6. Ketemu Lagi

9.9K 1.9K 269
                                    


Kiki is so easy to please.

I wish semua cewek yang gue pacarin semudah ini dibahagiain.

***

"Mbak ... mbak ... ini barangnya ada yang jatuh! Mbak!!!"

Gue baru ngeh seseorang yang ternyata mengekori kami itu mencoba memperingatkan Kiki dengan nada bicara meninggi. Karena ngerasa bukan mbak-mbak, tadinya gue cuekin. Lupa kalau gue jalan sambil ngegandeng anak orang yang telinganya nggak berfungsi dengan baik.

"Wah ... makasih, Om," kata gue setelah balik badan dan mastiin om-om itu memang ngomong sama kami.

Si om-nya ngedengus sebal sambil ngulurin sarung handphone bulu-bulu Hello Kitty. Kiki balik badan ngikutin gue, kebingungan sebentar kenapa gue balik badan segala, lalu menepuk jidatnya kencang-kencang menyadari ikatan tali sarung handphone-nya lepas dari tas.
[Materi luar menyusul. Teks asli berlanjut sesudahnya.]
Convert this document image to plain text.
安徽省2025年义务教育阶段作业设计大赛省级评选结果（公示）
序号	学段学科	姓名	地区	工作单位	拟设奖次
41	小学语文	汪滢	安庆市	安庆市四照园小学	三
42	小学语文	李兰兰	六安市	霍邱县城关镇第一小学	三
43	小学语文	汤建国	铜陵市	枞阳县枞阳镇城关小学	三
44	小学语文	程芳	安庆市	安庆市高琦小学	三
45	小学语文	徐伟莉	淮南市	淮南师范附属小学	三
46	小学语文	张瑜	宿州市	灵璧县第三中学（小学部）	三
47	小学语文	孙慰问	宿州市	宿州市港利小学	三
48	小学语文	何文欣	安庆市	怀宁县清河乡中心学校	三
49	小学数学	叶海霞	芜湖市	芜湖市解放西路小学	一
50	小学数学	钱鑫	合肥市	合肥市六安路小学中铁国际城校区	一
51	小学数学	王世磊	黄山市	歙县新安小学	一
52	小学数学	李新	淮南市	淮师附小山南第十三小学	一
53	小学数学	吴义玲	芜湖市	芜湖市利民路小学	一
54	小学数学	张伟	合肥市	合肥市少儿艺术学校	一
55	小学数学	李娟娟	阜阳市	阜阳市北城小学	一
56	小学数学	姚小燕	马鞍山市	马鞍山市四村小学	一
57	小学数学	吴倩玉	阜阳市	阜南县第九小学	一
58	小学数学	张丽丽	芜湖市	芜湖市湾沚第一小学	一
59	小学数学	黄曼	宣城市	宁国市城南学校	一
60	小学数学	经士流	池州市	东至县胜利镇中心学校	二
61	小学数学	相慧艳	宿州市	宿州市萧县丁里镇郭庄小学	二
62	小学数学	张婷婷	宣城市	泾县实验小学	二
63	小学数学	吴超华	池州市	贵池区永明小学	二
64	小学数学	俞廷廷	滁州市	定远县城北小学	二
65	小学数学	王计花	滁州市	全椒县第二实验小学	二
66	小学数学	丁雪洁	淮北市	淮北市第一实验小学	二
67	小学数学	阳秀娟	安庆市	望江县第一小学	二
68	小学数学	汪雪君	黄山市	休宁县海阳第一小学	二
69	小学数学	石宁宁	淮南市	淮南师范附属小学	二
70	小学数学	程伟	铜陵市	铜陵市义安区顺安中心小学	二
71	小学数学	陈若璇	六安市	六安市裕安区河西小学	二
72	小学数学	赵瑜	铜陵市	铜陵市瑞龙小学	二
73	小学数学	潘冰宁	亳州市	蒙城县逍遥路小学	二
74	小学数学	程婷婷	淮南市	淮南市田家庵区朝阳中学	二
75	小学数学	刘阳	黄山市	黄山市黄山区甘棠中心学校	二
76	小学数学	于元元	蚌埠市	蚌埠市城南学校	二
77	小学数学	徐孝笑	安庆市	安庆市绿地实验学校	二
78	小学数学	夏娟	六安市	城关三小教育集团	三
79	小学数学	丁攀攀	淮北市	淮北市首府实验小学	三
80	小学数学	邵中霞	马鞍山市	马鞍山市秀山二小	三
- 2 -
"Mahhasihhh!" katanya sambil nunduk, bikin si om yang sempat kesel nggak jadi marah. Ada kilat paham saat dia denger suara sumbangnya.

Sehabis gue tambahin dengan ucapan terima kasih sekali lagi, si om mengubah cemberut di mukanya jadi senyum canggung. Buru-buru dia ngelanjutin perjalanan, sementara Kiki sibuk menyambungkan tali sarung handphone ke dalam kaitan di tasnya. Semua tasnya selalu dimodif begitu sama Tante Lut, buat menghindari kemungkinan jatuh, atau kejambret.

Gue menunggu sampai dia siap.

"Udah?" tanya gue. "HP-nya nggak kenapa-kenapa, kan?"

Dia menggeleng, dengan tangannya dia bicara, 'hearing aid ini harusnya udah diganti.'

Gue hanya membenarkan, biasanya kalau diteriakin, paling nggak Kiki bisa dengar meski samar. At least dia bisa ngerespons. Di rumah tadi dia bahkan sama sekali nggak ngeh sama suara Kak Kita yang bisa bikin orang nggak budeg jadi budeg saking kencengnya.

Yah ... buat gue yang selalu paham sama kondisinya sih, seru-seru aja kadang punya sahabat unik gini, selalu ada celah buat diusilin. Hehe ... nggak, deng. Gue sayang beneran sama Kiki dan setengahnya bersyukur karena dia cewek, nggak akan aneh kalau kami terus ngelindungi dia sampai suatu hari dia menemukan seorang pria yang sanggup menggantikan posisi gue, atau keluarganya.

Dengan sedih, Kiki mencabut ear plug dari kuping dan menyimpannya ke dalam tas.

Gue merangkul bahunya, "Makan es krim aja, yuk? Gue yang traktir," ajak gue yang bikin senyum di wajahnya kembali hadir.

Kiki is so easy to please, I wish semua cewek yang gue pacarin semudah ini dibahagiain.

"Lo mau ambil kursus bahasa Korea?" tanya gue setelah menyuap sesendok eskrim.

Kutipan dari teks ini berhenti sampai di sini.